American Home Brewer’s association, The balancing act: how to make hoppy cider, Milly Shamburger, link
D. Arthey , Fruit processing, 2012, Springer science & business media, link
Cider, Methods for Cider ‘Tannin’ Analysis, link
Cidersage, How to make hard cider, link
Cider school, Cider apples, link
GEA, Cider – An apple (drink) a day…, Nov-15, 2017, link
Home cider making, Back Sweetening Hard Cider for Bottling & Kegging, Nov-26, 2017, link
Claude Jolicoeur, Acidity and pH of apple juice, link
Jolicoeur, C., The new cider maker’s handbook, 2013, link
Maria Kosseva, VK Joshi, PS Panesar, Science and technology of fruit wine production, chapter 3 & 4, link
Lallemand, Technical overview on cider production, Apr-25, 2017, link
Jessica Shabatura, Making your cider, from: How to make hard cider, link
Ben Watson, Cider, Hard and sweet: history, tradition and making your own, 3rd edition, Chapter 3 & 4, link
Can you use sour cooking apples in cider making
Generally you want quite bitter apples for making apple cider. However, if you don’t have access to ‘ideal’ apples for cider making, I would just try it with the apples you have at hand. Make a small batch first and see whether they come out to how you like your cider. Everyone likes their cider slightly different, so maybe this type of apple might just work best for you. I have very limited personal experience trying different apples, but Blake’s hard cider gives some more details as to some of the apple varieties that work well here.

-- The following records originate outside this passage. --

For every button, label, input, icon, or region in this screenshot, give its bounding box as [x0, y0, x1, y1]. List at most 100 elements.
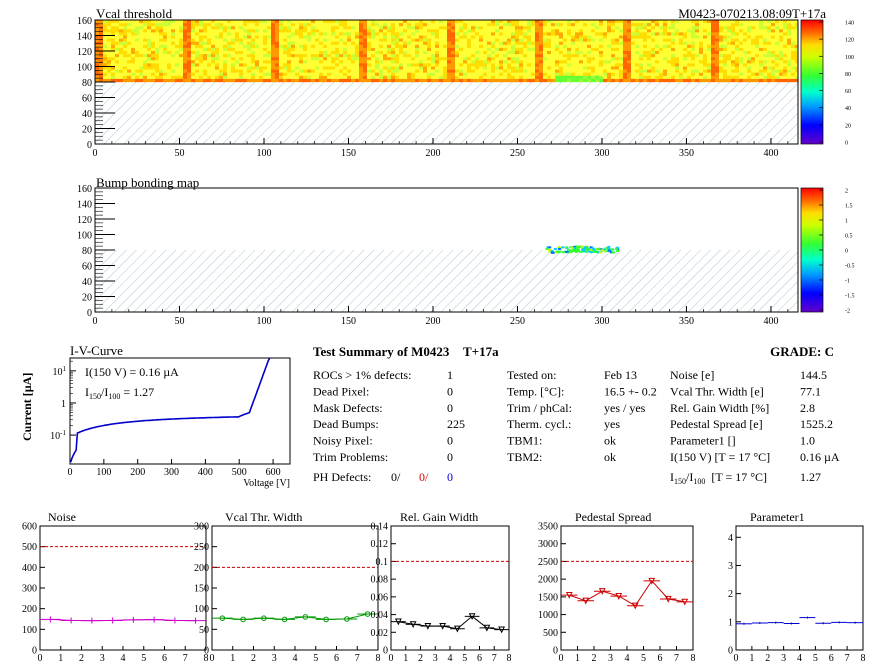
roc-point	[598, 588, 606, 595]
map-x-tick-label: 250	[510, 148, 525, 159]
map-y-tick-label: 0	[87, 308, 92, 319]
map1-palette	[800, 19, 824, 145]
summary-label: Dead Pixel:	[313, 384, 369, 398]
ratio-label: I150/I100 [T = 17 °C]	[670, 470, 767, 486]
roc-x-tick-label: 3	[781, 653, 786, 664]
roc-y-tick-label: 1000	[538, 610, 558, 621]
roc-x-tick-label: 8	[691, 653, 696, 664]
iv-x-tick-label: 300	[164, 467, 179, 478]
roc-point	[302, 614, 309, 620]
roc-x-tick-label: 3	[608, 653, 613, 664]
map2-bad-bump-cells	[545, 245, 620, 254]
map2-title: Bump bonding map	[96, 175, 199, 190]
iv-y-tick-label: 1	[61, 399, 66, 410]
roc-chart-title: Noise	[48, 510, 76, 524]
roc-x-tick-label: 0	[389, 653, 394, 664]
map1-pixel-cells	[95, 20, 798, 83]
roc-x-tick-label: 7	[845, 653, 850, 664]
roc-chart-title: Vcal Thr. Width	[225, 510, 302, 524]
palette-tick-label: -1.5	[845, 294, 855, 300]
ratio-value: 1.27	[800, 470, 821, 484]
map-x-tick-label: 100	[256, 148, 271, 159]
roc-x-tick-label: 2	[592, 653, 597, 664]
bump-bonding-map: Bump bonding map 0 50 100 150 200 250 300 350 40…	[77, 175, 855, 327]
palette-tick-label: 0	[845, 141, 848, 147]
summary-title: Test Summary of M0423	[313, 344, 450, 359]
summary-value: 2.8	[800, 401, 815, 415]
summary-label: Vcal Thr. Width [e]	[670, 384, 764, 398]
map-y-tick-label: 40	[82, 109, 92, 120]
roc-x-tick-label: 8	[507, 653, 512, 664]
roc-x-tick-label: 8	[861, 653, 866, 664]
palette-tick-label: 40	[845, 106, 851, 112]
roc-x-tick-label: 6	[829, 653, 834, 664]
summary-label: Therm. cycl.:	[507, 417, 571, 431]
roc-x-tick-label: 5	[641, 653, 646, 664]
ph-defects-value-2: 0/	[419, 470, 429, 484]
roc-y-tick-label: 2500	[538, 557, 558, 568]
roc-point	[261, 615, 267, 621]
map-x-tick-label: 100	[256, 316, 271, 327]
summary-value: 0	[447, 384, 453, 398]
map-y-tick-label: 20	[82, 293, 92, 304]
map-y-tick-label: 100	[77, 231, 92, 242]
roc-point	[394, 618, 402, 626]
ph-defects-label: PH Defects:	[313, 470, 371, 484]
map2-axes: 0 50 100 150 200 250 300 350 400 0 20 40 60 80 100 120 1…	[77, 184, 789, 327]
roc-x-tick-label: 1	[403, 653, 408, 664]
roc-point	[498, 626, 506, 634]
roc-y-tick-label: 3	[728, 561, 733, 572]
roc-point	[439, 622, 447, 630]
palette-tick-label: 80	[845, 72, 851, 78]
roc-x-tick-label: 1	[230, 653, 235, 664]
roc-x-tick-label: 0	[734, 653, 739, 664]
roc-chart-frame	[39, 525, 207, 651]
map2-palette-ticks: 2 1.5 1 0.5 0 -0.5 -1 -1.5 -2	[819, 189, 855, 315]
summary-label: Trim Problems:	[313, 450, 388, 464]
summary-label: TBM1:	[507, 434, 542, 448]
map-x-tick-label: 150	[341, 316, 356, 327]
map-x-tick-label: 350	[679, 316, 694, 327]
map-y-tick-label: 80	[82, 78, 92, 89]
module-id: M0423-070213.08:09T+17a	[678, 6, 826, 21]
ph-defects-row: PH Defects: 0/ 0/ 0	[313, 470, 453, 484]
summary-value: yes / yes	[604, 401, 646, 415]
summary-value: 0.16 µA	[800, 450, 840, 464]
iv-curve-line	[69, 357, 271, 463]
palette-tick-label: 100	[845, 55, 854, 61]
iv-line2: I150/I100 = 1.27	[85, 385, 154, 401]
summary-label: Mask Defects:	[313, 401, 383, 415]
summary-label: Noisy Pixel:	[313, 434, 373, 448]
palette-tick-label: -0.5	[845, 264, 855, 270]
iv-x-tick-label: 400	[198, 467, 213, 478]
roc-x-tick-label: 7	[355, 653, 360, 664]
map-y-tick-label: 20	[82, 125, 92, 136]
roc-point	[219, 615, 226, 621]
summary-value: 0	[447, 434, 453, 448]
roc-point	[615, 593, 623, 600]
roc-point	[364, 611, 371, 617]
roc-point	[240, 616, 246, 623]
roc-point	[424, 622, 432, 630]
roc-y-tick-label: 0.12	[371, 539, 389, 550]
palette-tick-label: 20	[845, 123, 851, 129]
roc-x-tick-label: 4	[625, 653, 630, 664]
summary-label: Tested on:	[507, 368, 556, 382]
palette-tick-label: 60	[845, 89, 851, 95]
summary-value: 1.0	[800, 434, 815, 448]
summary-value: 225	[447, 417, 465, 431]
map1-palette-ticks: 140 120 100 80 60 40 20 0	[819, 21, 854, 147]
roc-y-tick-label: 100	[194, 604, 209, 615]
roc-x-tick-label: 0	[210, 653, 215, 664]
summary-value: 0	[447, 401, 453, 415]
roc-x-tick-label: 4	[293, 653, 298, 664]
map-x-tick-label: 200	[425, 148, 440, 159]
roc-y-tick-label: 3000	[538, 539, 558, 550]
palette-tick-label: 2	[845, 189, 848, 195]
summary-label: Temp. [°C]:	[507, 384, 564, 398]
summary-label: Parameter1 []	[670, 434, 736, 448]
map-x-tick-label: 300	[594, 148, 609, 159]
map-y-tick-label: 80	[82, 246, 92, 257]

Ooo this was a perfect reading to get me into cider making. The most important question that I have is, how long should we wait before we can taste the outstanding product that we have made. One year to develop the taste I understand, but …
If you can’t wait you can try it once the fermentation process is over. If you’re bottling without extra sugar that’s immediately after bottling, but if you add a little extra sugar to your bottles I would wait at least a month, just to be sure it’s completely done. You could make it an experiment, taste every month, write down your notes and decide when it’s best for you. Maybe you happen to like fresh young ciders better than older aged ones!
Helpful post! Cider making is a centuries-old tradition for many years. Thanks for sharing the extensive step-by-step apple cider process.
Great blog post, Very clear steps for making Apple Cider! Really interesting to know about the process for making amazing Apple Cider. thanks for sharing!